Halfbakery: Parson's Code for Images

Parsons Code is a very simple but effective way of "indexing" tunes, so that they can be searched. It consists of a string of Us, Ds and Rs, indicating whether successive notes of the melody go up, down or are repeated. It is very simple to create the Parsons Code of a tune (manually or automatically), and very simple and effective to search for tunes using the first few characters of their Parsons Code.

I'm also thinking about algorithms such as BLAST and BLAT, which can search vast databases of DNA and protein sequences and find those which are similar (often only subtly) to a chosen sequence.

Anyway.

Images, and searching thereof. I was trying to find a simple way to search for "images very much like this one". Of course, I can search for key words or names in the image description, or I can search by date or by location etc, but there's no easy way to ask "where has this image been used?".

So, here's a suggestion for a way to automatically index images so as to make them searchable. I am sure this is a well-trodden path, so if anyone who knows the field tells me this is old hat, I will delete.

We need to allow for the fact that copies of an image may have been cropped, scaled, or had their contrast, brightness etc tweaked (either intentionally, or as part of a filetype conversion).

So, here's what we do.

First, convert the image to greyscale if it isn't already.

Then draw (in silico, as it were) 100 horizontal lines across the picture. Those near the middle will be more closely spaced (because this is the area least likely to have been cropped, and the area least displaced by scaling, and also probably the most informative part of the image).

Next, get the "profile" (grey-scale value) of the image across each of these lines. Hence, each line becomes a "mountain range" plotting the variations in tone across the image on that line.

Next, for each profile, select the greyscale threshold which the profile crosses most often (ie, if the threshold is too high, only the peaks cross it; if too low, only the troughs; we want the threshold at the level where the profile crosses back and forth as many times as possible).

Next, measure the distance (in pixels) between successive "crossing points" along the profile (ie, between the points where it crosses the threshold). The result is a series of numbers.

Next, calculate the *ratio* of each number to the one after it. (This takes care of any scaling which the picture may have undergone).

The result is, for each of the hundred lines, a series of numbers. These 100 series of numbers (which can be concatenated) are the index of the picture.

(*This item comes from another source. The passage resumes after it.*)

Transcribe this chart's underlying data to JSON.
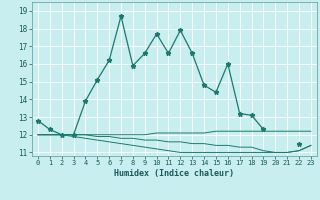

The point about greyscaling, setting the threshold to the "most crossed" level, and taking ratios of successive pairs of intervals, is that these values should be the least susceptible to alteration as a result of scaling, contrast changes etc. In other words, a given picture should give at least reasonably similar indexes even after it has been cropped, scaled, lightened etc.

Now, to search for other instances of an image, the software calculates the index of the sought image, and then looks for images on the webternet whose indices match to at least some extent.

This would work best if all images (apart from the one you're trying to match) were indexed automatically (so the software just trawled the web for partial matches to indices), but it could also possibly work by calculating the indices on the fly.

***FLAWS*** There are many flaws, and this would be only a crude (but fast and simple) solution to image searching. For example, some changes in contrast, saturation etc will alter the index values despite the normalisation steps built in to the procedure. Sloppy searching (eg, allow a percentage of variation in the index values) would partly overcome this, but would be a bit slower.

Likewise, if the image is cropped, the "100 lines" will not pass through equivalent parts of the image, and hence won't match. However, by concentrating lines toward the middle, it's likely that a line in one image will be close enough to a line in cropped copy of the image that it will still work and give a reasonable match.

Remember, we're not looking for identical indices - we're just looking to see if a small part of one image's index matches a small part of another image's index. The results will not be perfect, but would be useful (just like current tag-based searches).

I'm sure I ought to have used the words "dimensionless" and "invariant", and possibly "isomorphic".